Let us focus for a bit upon the Spirit’s role as reminder in chief,
or even, as the church’s institutional memory.
First, it is worth understanding what reminding is not.
It is not simple recalling, the sort of operation I would perform if someone were to ask me,
“What did you eat for lunch yesterday?”
The Spirit’s function of reminder in chief, of the church’s institutional memory,
does not make her the ideal Trivial Pursuit partner,
empowering us to dig into the back of our minds
to retrieve long dusted-over and, well, trivial facts.
When Jesus talks with his friends – then and now –
about how “The Holy Spirit will…remind you of all that I told you,”
he did not mean to add,
“Until they start printing bibles; then you can just look up
what I told you without bothering the Holy Spirit.”
No, when the Holy Spirit starts reminding us, either as individuals or as the church,
something very different, something not at all trivial, is happening.
When the Holy Spirit reminds us of something, we feel it.
This, to be sure, is the testimony of the gospels.
The Greek word that John uses, the word that translators render as “remind,”
occurs only one other time in the four gospels,
but that one appearance tells us quite a bit about how the Spirit reminds.
Luke uses it in his twenty-second chapter.
The Last Supper has ended;
Jesus has predicted that all of his friends will abandon him,
and Peter does what Peter does:
he doubles down on his commitment to Jesus, declaring,
“I am prepared to go to prison and to die with you” (Lk. 22:33).
But Jesus loves Peter and knows how weak he is,
just weak enough to be the sort of rock upon which the church is built” (cf., Mt. 16:18).
We know how the story goes from there.
Peter does what Peter does:
he denies knowing Jesus; he denies it three times; and then he remembers.
Luke puts it this way:
“And the Lord turned and looked at Peter;
and Peter remembered the word of the Lord...
and he went out and wept bitterly” (Lk. 22:61-62).
The remembering, the way that Jesus’ look reminded Peter of something,
was not a simple recall, an “Oh, right. I had forgotten about that.”
He felt it. It must have been like a kick in the gut.
I like to think that Cleopas and the unnamed disciple had a similar feeling
2
when they walked and talked with the stranger on the road to Emmaus.
Their question to one another – “Were not our hearts burning within us” (Lk. 24:32)? –
has the feeling of, “Were not our hearts being reminded of something as he spoke?”

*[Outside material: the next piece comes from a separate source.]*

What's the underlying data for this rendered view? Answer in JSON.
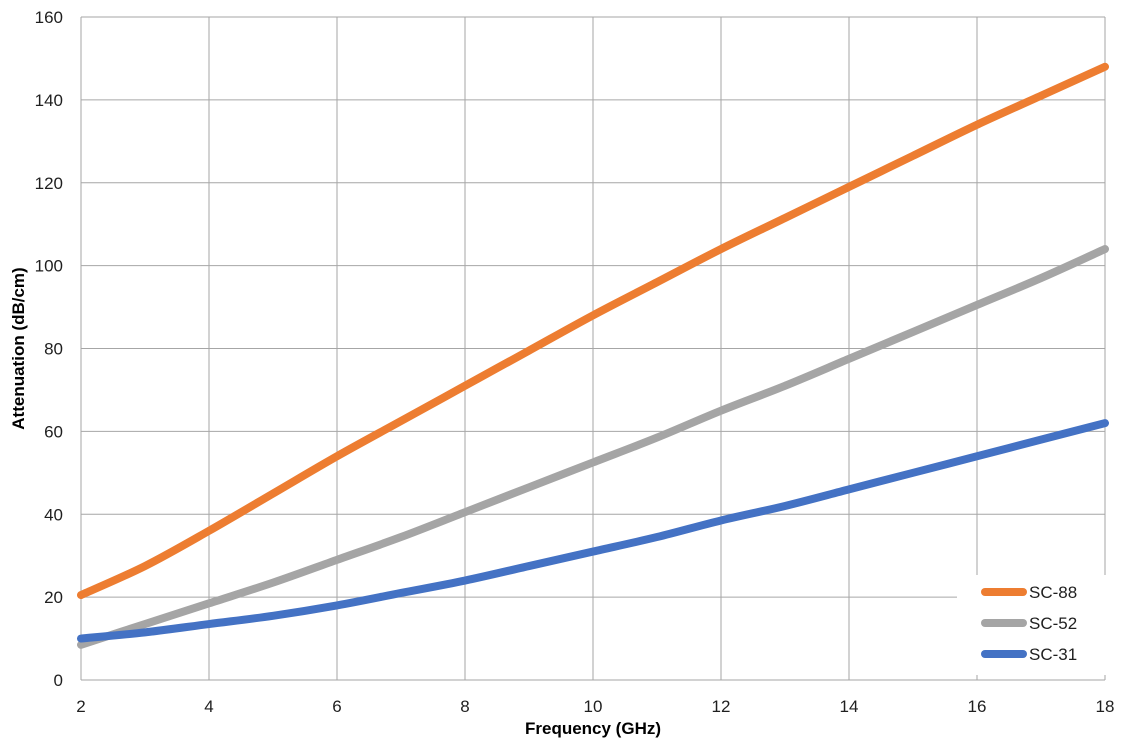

Our patron here at this parish, St. Ignatius of Loyola,
might have thought likewise when he wrote,
“Take, Lord, and receive all my memory” (Sp. Ex., §234).
His is a plea not for amnesia, but for a gut that gets kicked,
a heart that burns,
a Spirit-inspired memory that feels the past
until it becomes present
and starts pointing the way toward the future.

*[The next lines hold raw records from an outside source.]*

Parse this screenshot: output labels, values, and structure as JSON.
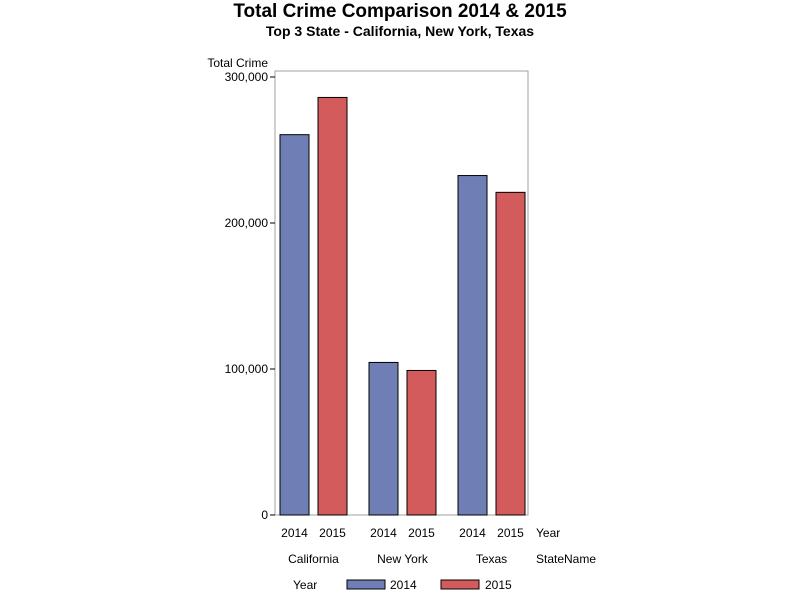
{
  "title": "Total Crime Comparison 2014 & 2015",
  "subtitle": "Top 3 State - California, New York, Texas",
  "chart_data": {
    "type": "bar",
    "title": "Total Crime Comparison 2014 & 2015",
    "subtitle": "Top 3 State - California, New York, Texas",
    "ylabel": "Total Crime",
    "ylim": [
      0,
      300000
    ],
    "yticks": [
      0,
      100000,
      200000,
      300000
    ],
    "ytick_labels": [
      "0",
      "100,000",
      "200,000",
      "300,000"
    ],
    "x_level_labels": [
      "Year",
      "StateName"
    ],
    "groups": [
      {
        "name": "California",
        "bars": [
          {
            "year": "2014",
            "value": 260500
          },
          {
            "year": "2015",
            "value": 286000
          }
        ]
      },
      {
        "name": "New York",
        "bars": [
          {
            "year": "2014",
            "value": 104500
          },
          {
            "year": "2015",
            "value": 99000
          }
        ]
      },
      {
        "name": "Texas",
        "bars": [
          {
            "year": "2014",
            "value": 232500
          },
          {
            "year": "2015",
            "value": 221000
          }
        ]
      }
    ],
    "categories": [
      "California",
      "New York",
      "Texas"
    ],
    "series": [
      {
        "name": "2014",
        "color": "#6f7fb6",
        "values": [
          260500,
          104500,
          232500
        ]
      },
      {
        "name": "2015",
        "color": "#d35b5b",
        "values": [
          286000,
          99000,
          221000
        ]
      }
    ],
    "legend": {
      "title": "Year",
      "position": "bottom",
      "items": [
        "2014",
        "2015"
      ]
    },
    "grid": false
  }
}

And so, the big question: of what is the Holy Spirit reminding you and me?
The big answer: I have no idea.
If I did, it would deprive all of us of the joy of discovering
the wonderfully-surprising and never-tamable voice of the Spirit.
But with fear and trembling, I will offer this observation:
it is no coincidence that, starting tomorrow, the church returns to ordinary time.
The Paschal candle has moved from its place of prominence in the sanctuary
to the shadows in front of the baptistery.
We trade out Easter white and Pentecost red for plain green.
We go back to daily gospels that tell the stories of Jesus’ public ministry:
no crucifixion, no resurrection, no passing through locked doors;
instead, we hear of his encounters with the poor, the sick, the unsure,
encounters with people like you and me.
But these encounters changed people’s lives forever.
These encounters of ordinary time were profoundly extraordinary.
And if we let the Spirit do what the Spirit does,
if we let the Spirit be the reminder in chief, the church’s institutional memory,
if we try to feel that of which the Spirit reminds us,
our lives might just be changed as well.
Our lives will be extraordinary.
Come, Holy Spirit!
Remind the hearts of your faithful!
Kindle in us the fire of your love!
Send forth your Spirit, and we will be created!
And you will renew the face of the earth.